Justice Anthony Kennedy voiced concerns on how to test whether a rational objective can be coupled with another objective deemed “unconstitutional,” or if they can operate independently from one another.

Edwin S. Kneedler, on behalf of the Obama Administration, stated that there should be no occasion for the court to consider in this case issues of severability as he argued the minimum coverage provision is consistent with the Constitution. ”But if the court were to conclude otherwise, it should reject the … proposition that the entire act must fall,” he stated.

He argued that if the minimum coverage provision should fall, the guaranteed-issue and community rating rules should fall as well as “that is one package that Congress deemed essential.”

Justice Ginsburg posed to Kneedler the question of whether he was relying on Congress explicitly tying those three things together.

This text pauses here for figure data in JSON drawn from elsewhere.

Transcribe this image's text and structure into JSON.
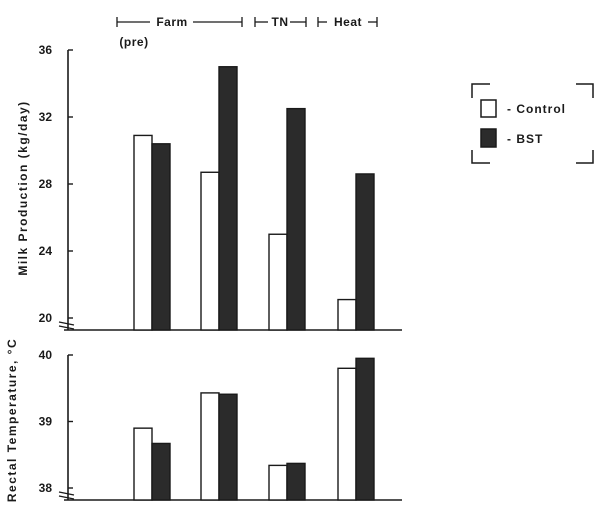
{
  "chart_data": [
    {
      "type": "bar",
      "ylabel": "Milk Production (kg/day)",
      "ylim": [
        20,
        36
      ],
      "yticks": [
        "20",
        "24",
        "28",
        "32",
        "36"
      ],
      "y_axis_break": true,
      "grid": false,
      "categories": [
        "Farm (pre)",
        "Farm",
        "TN",
        "Heat"
      ],
      "series": [
        {
          "name": "Control",
          "values": [
            30.9,
            28.7,
            25.0,
            21.1
          ]
        },
        {
          "name": "BST",
          "values": [
            30.4,
            35.0,
            32.5,
            28.6
          ]
        }
      ]
    },
    {
      "type": "bar",
      "ylabel": "Rectal Temperature, °C",
      "ylim": [
        38,
        40
      ],
      "yticks": [
        "38",
        "39",
        "40"
      ],
      "y_axis_break": true,
      "grid": false,
      "categories": [
        "Farm (pre)",
        "Farm",
        "TN",
        "Heat"
      ],
      "series": [
        {
          "name": "Control",
          "values": [
            38.9,
            39.43,
            38.34,
            39.8
          ]
        },
        {
          "name": "BST",
          "values": [
            38.67,
            39.41,
            38.37,
            39.95
          ]
        }
      ]
    }
  ],
  "periods": [
    {
      "label": "Farm",
      "sublabel": "(pre)"
    },
    {
      "label": "TN"
    },
    {
      "label": "Heat"
    }
  ],
  "legend": {
    "placement": "right",
    "items": [
      {
        "label": "- Control",
        "color": "#ffffff"
      },
      {
        "label": "- BST",
        "color": "#2b2b2b"
      }
    ]
  },
  "colors": {
    "control": "#ffffff",
    "bst": "#2b2b2b",
    "ink": "#1a1a1a"
  }
}
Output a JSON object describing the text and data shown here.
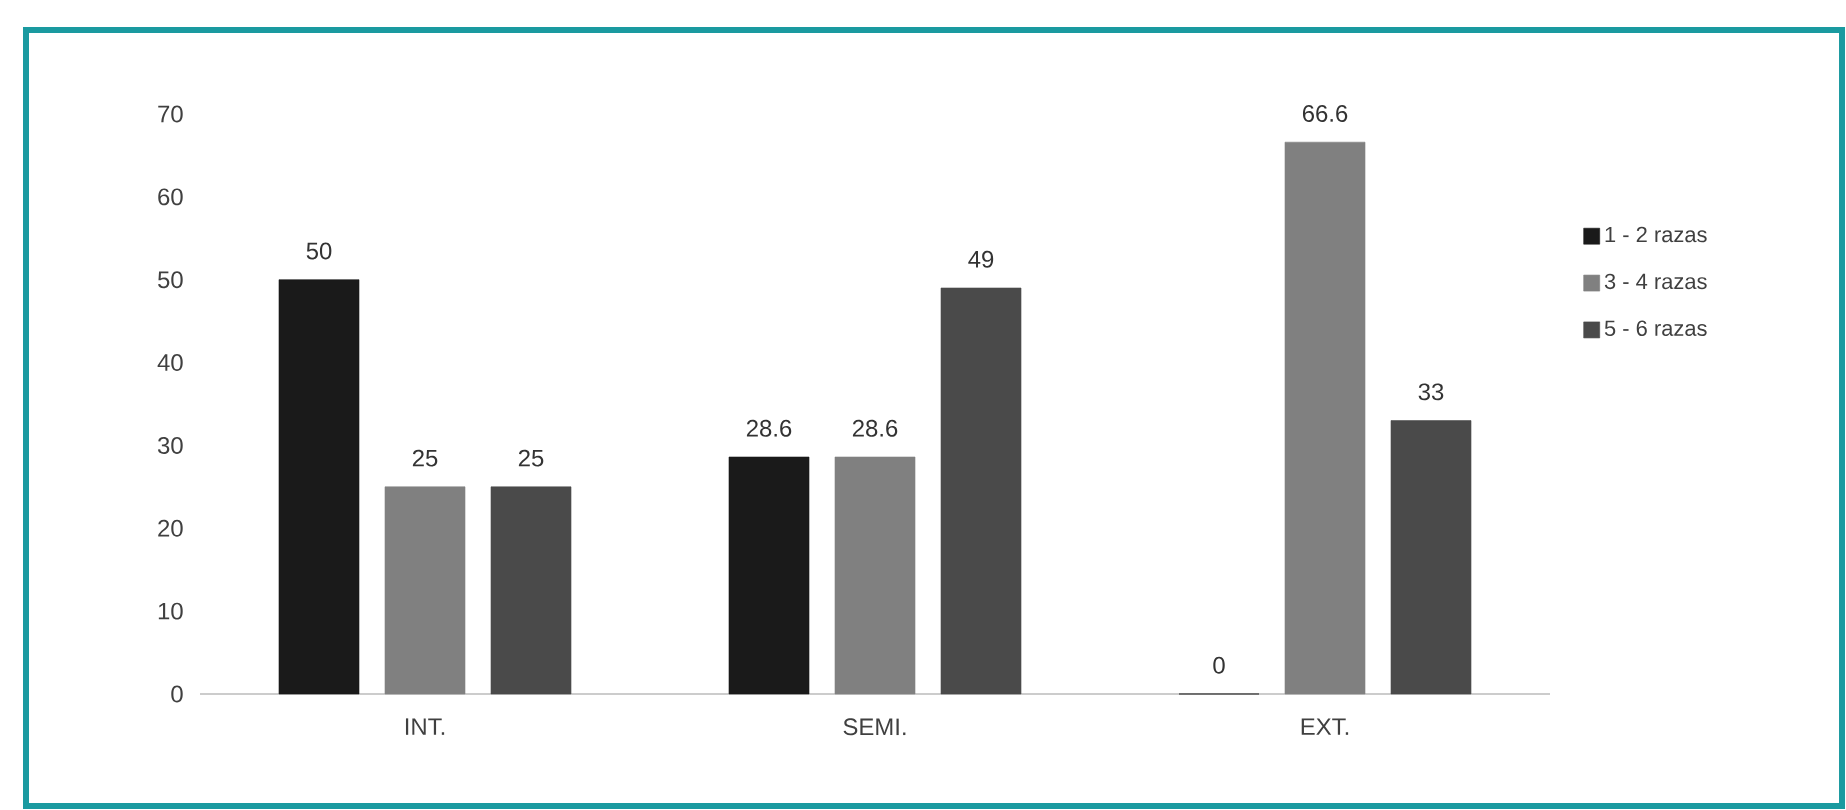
{
  "chart_data": {
    "type": "bar",
    "categories": [
      "INT.",
      "SEMI.",
      "EXT."
    ],
    "series": [
      {
        "name": "1 - 2 razas",
        "color": "#1a1a1a",
        "values": [
          50,
          28.6,
          0
        ]
      },
      {
        "name": "3 - 4 razas",
        "color": "#808080",
        "values": [
          25,
          28.6,
          66.6
        ]
      },
      {
        "name": "5 - 6 razas",
        "color": "#4a4a4a",
        "values": [
          25,
          49,
          33
        ]
      }
    ],
    "ylim": [
      0,
      70
    ],
    "yticks": [
      0,
      10,
      20,
      30,
      40,
      50,
      60,
      70
    ],
    "data_labels": true,
    "legend": "right",
    "grid": false
  }
}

Answering in the affirmative, Kneedler said that “if you took the minimum coverage provision out and left the other two provisions in, there would be laid on top of the existing shifting of present actuarial risks an additional one because uninsured would know that they would have guaranteed access to insurance whenever they became sick. It would make the adverse selection in that market problem even worse.”

He concluded his presentation that all other provisions in the Act would increase access to affordable care and would have advantageous effects on price. “Again, Congress was invoking its traditional use of the tax code, which has long subsidized insurance through employers, has used that to impose a tax penalty on employers, to give tax credits. This is traditional stuff that Congress has done.”